Legacy airlines will become increasingly reliant on budget carriers to provide feed to their long-haul networks - and the long-haul, low-cost model is pretty much dead in these times of high oil prices.
These were the main conclusions reached during a World Route Development Strategy Summit session to discuss the ever-blurring line between low-cost and legacy airlines.
In capacity-constrained airports such as London Heathrow, legacy carriers can still be profitable without relying on low-cost feed, said Javier Suarez, senior manager network planning at Spanish carrier Vueling.
However, he does not believe this to be the case in airports with room to grow, such as Madrid-Barajas.

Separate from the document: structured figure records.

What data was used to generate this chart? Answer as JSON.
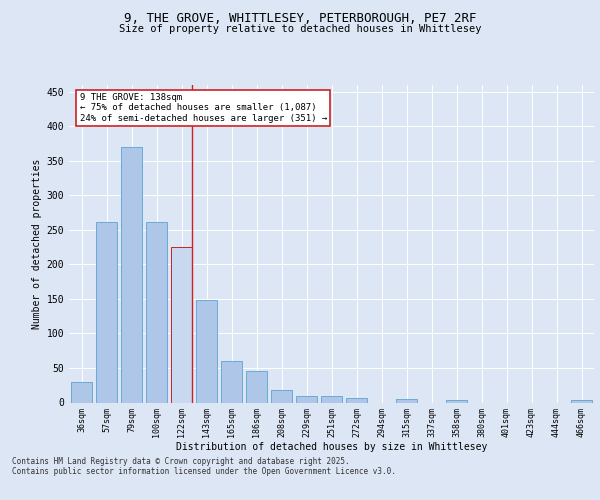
{
  "title_line1": "9, THE GROVE, WHITTLESEY, PETERBOROUGH, PE7 2RF",
  "title_line2": "Size of property relative to detached houses in Whittlesey",
  "xlabel": "Distribution of detached houses by size in Whittlesey",
  "ylabel": "Number of detached properties",
  "categories": [
    "36sqm",
    "57sqm",
    "79sqm",
    "100sqm",
    "122sqm",
    "143sqm",
    "165sqm",
    "186sqm",
    "208sqm",
    "229sqm",
    "251sqm",
    "272sqm",
    "294sqm",
    "315sqm",
    "337sqm",
    "358sqm",
    "380sqm",
    "401sqm",
    "423sqm",
    "444sqm",
    "466sqm"
  ],
  "values": [
    30,
    262,
    370,
    262,
    226,
    148,
    60,
    45,
    18,
    10,
    9,
    6,
    0,
    5,
    0,
    3,
    0,
    0,
    0,
    0,
    3
  ],
  "bar_color": "#aec6e8",
  "bar_edge_color": "#6aaad4",
  "highlight_bar_index": 4,
  "highlight_color": "#c8d8ee",
  "highlight_edge_color": "#cc2222",
  "vline_color": "#cc2222",
  "annotation_text": "9 THE GROVE: 138sqm\n← 75% of detached houses are smaller (1,087)\n24% of semi-detached houses are larger (351) →",
  "annotation_box_color": "#ffffff",
  "annotation_box_edge": "#cc2222",
  "ylim": [
    0,
    460
  ],
  "yticks": [
    0,
    50,
    100,
    150,
    200,
    250,
    300,
    350,
    400,
    450
  ],
  "background_color": "#dce6f5",
  "plot_bg_color": "#dce6f5",
  "grid_color": "#ffffff",
  "footer_line1": "Contains HM Land Registry data © Crown copyright and database right 2025.",
  "footer_line2": "Contains public sector information licensed under the Open Government Licence v3.0."
}
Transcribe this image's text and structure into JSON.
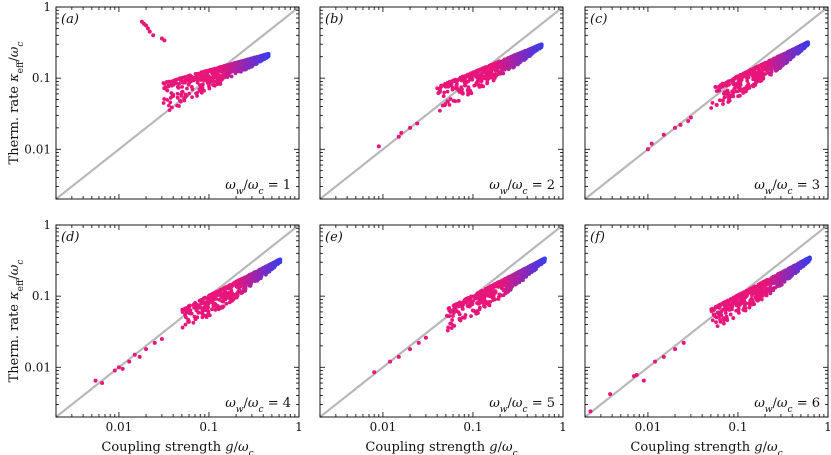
{
  "chart_data": {
    "type": "scatter",
    "xscale": "log",
    "yscale": "log",
    "xlim": [
      0.002,
      1
    ],
    "ylim": [
      0.002,
      1
    ],
    "reference_line": "y = x",
    "xlabel": "Coupling strength g/ω_c",
    "ylabel": "Therm. rate κ_eff/ω_c",
    "xticks": [
      "0.01",
      "0.1",
      "1"
    ],
    "yticks": [
      "0.01",
      "0.1",
      "1"
    ],
    "colors": {
      "low": "#e8157a",
      "high": "#3a3aee",
      "diagonal": "#b8b8b8"
    },
    "panels": [
      {
        "label": "(a)",
        "ratio": "ω_w/ω_c = 1",
        "ratio_value": 1,
        "cloud": {
          "x_range": [
            0.03,
            0.46
          ],
          "y_upper_at_left": 0.085,
          "y_upper_at_right": 0.22,
          "y_lower_at_left": 0.025
        },
        "outliers": [
          [
            0.018,
            0.62
          ],
          [
            0.019,
            0.58
          ],
          [
            0.02,
            0.55
          ],
          [
            0.021,
            0.5
          ],
          [
            0.022,
            0.45
          ],
          [
            0.024,
            0.4
          ],
          [
            0.03,
            0.36
          ],
          [
            0.032,
            0.34
          ]
        ]
      },
      {
        "label": "(b)",
        "ratio": "ω_w/ω_c = 2",
        "ratio_value": 2,
        "cloud": {
          "x_range": [
            0.04,
            0.58
          ],
          "y_upper_at_left": 0.075,
          "y_upper_at_right": 0.3,
          "y_lower_at_left": 0.03
        },
        "outliers": [
          [
            0.009,
            0.011
          ],
          [
            0.015,
            0.015
          ],
          [
            0.016,
            0.017
          ],
          [
            0.02,
            0.02
          ],
          [
            0.024,
            0.023
          ]
        ]
      },
      {
        "label": "(c)",
        "ratio": "ω_w/ω_c = 3",
        "ratio_value": 3,
        "cloud": {
          "x_range": [
            0.05,
            0.6
          ],
          "y_upper_at_left": 0.07,
          "y_upper_at_right": 0.32,
          "y_lower_at_left": 0.03
        },
        "outliers": [
          [
            0.01,
            0.01
          ],
          [
            0.011,
            0.012
          ],
          [
            0.015,
            0.016
          ],
          [
            0.02,
            0.02
          ],
          [
            0.023,
            0.022
          ],
          [
            0.028,
            0.025
          ],
          [
            0.03,
            0.028
          ]
        ]
      },
      {
        "label": "(d)",
        "ratio": "ω_w/ω_c = 4",
        "ratio_value": 4,
        "cloud": {
          "x_range": [
            0.05,
            0.62
          ],
          "y_upper_at_left": 0.065,
          "y_upper_at_right": 0.33,
          "y_lower_at_left": 0.03
        },
        "outliers": [
          [
            0.0055,
            0.0065
          ],
          [
            0.0065,
            0.006
          ],
          [
            0.009,
            0.009
          ],
          [
            0.01,
            0.01
          ],
          [
            0.011,
            0.0095
          ],
          [
            0.013,
            0.012
          ],
          [
            0.015,
            0.015
          ],
          [
            0.017,
            0.014
          ],
          [
            0.02,
            0.018
          ],
          [
            0.025,
            0.022
          ],
          [
            0.03,
            0.025
          ]
        ]
      },
      {
        "label": "(e)",
        "ratio": "ω_w/ω_c = 5",
        "ratio_value": 5,
        "cloud": {
          "x_range": [
            0.05,
            0.63
          ],
          "y_upper_at_left": 0.065,
          "y_upper_at_right": 0.34,
          "y_lower_at_left": 0.03
        },
        "outliers": [
          [
            0.008,
            0.0085
          ],
          [
            0.012,
            0.012
          ],
          [
            0.015,
            0.014
          ],
          [
            0.02,
            0.018
          ],
          [
            0.025,
            0.022
          ],
          [
            0.03,
            0.026
          ]
        ]
      },
      {
        "label": "(f)",
        "ratio": "ω_w/ω_c = 6",
        "ratio_value": 6,
        "cloud": {
          "x_range": [
            0.05,
            0.63
          ],
          "y_upper_at_left": 0.065,
          "y_upper_at_right": 0.35,
          "y_lower_at_left": 0.03
        },
        "outliers": [
          [
            0.0023,
            0.0024
          ],
          [
            0.0038,
            0.0042
          ],
          [
            0.007,
            0.0075
          ],
          [
            0.0075,
            0.0078
          ],
          [
            0.009,
            0.0065
          ],
          [
            0.012,
            0.012
          ],
          [
            0.015,
            0.014
          ],
          [
            0.02,
            0.018
          ],
          [
            0.025,
            0.022
          ]
        ]
      }
    ]
  }
}
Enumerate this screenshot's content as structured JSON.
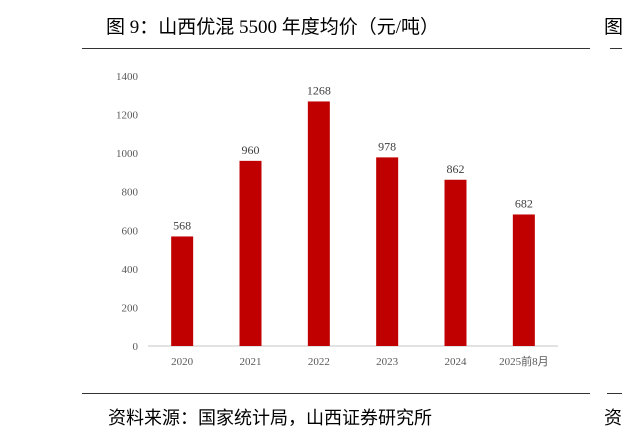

"Iberia faces competition here from Ryanair and EasyJet. [Airlines in this situation] will have two airlines operating for them - a regional airline and they will also need a low-cost carrier to compete with the existing low-cost carriers," said Suarez.
Moving on to the subject of the viability of airlines with a long-haul, low-cost model, Virgin Atlantic commercial director Edmond Rose said that while there is a possibility of success on shorter sectors, with fuel representing such a "massive chunk" of costs it would be "difficult to compete" on the longer routes.
"Long-haul, low-cost may work in the 5-8h sector, but for all long-haul airlines fuel represents 35-40% of their costs and it's difficult to come in with a higher aircraft utilisation [on longer sectors]," said Rose.
However, in an obvious dig at certain Middle Eastern carriers, Suarez said he "considers Gulf carriers as long-haul, low-cost carriers" because "they don't pay for fuel". Ouch.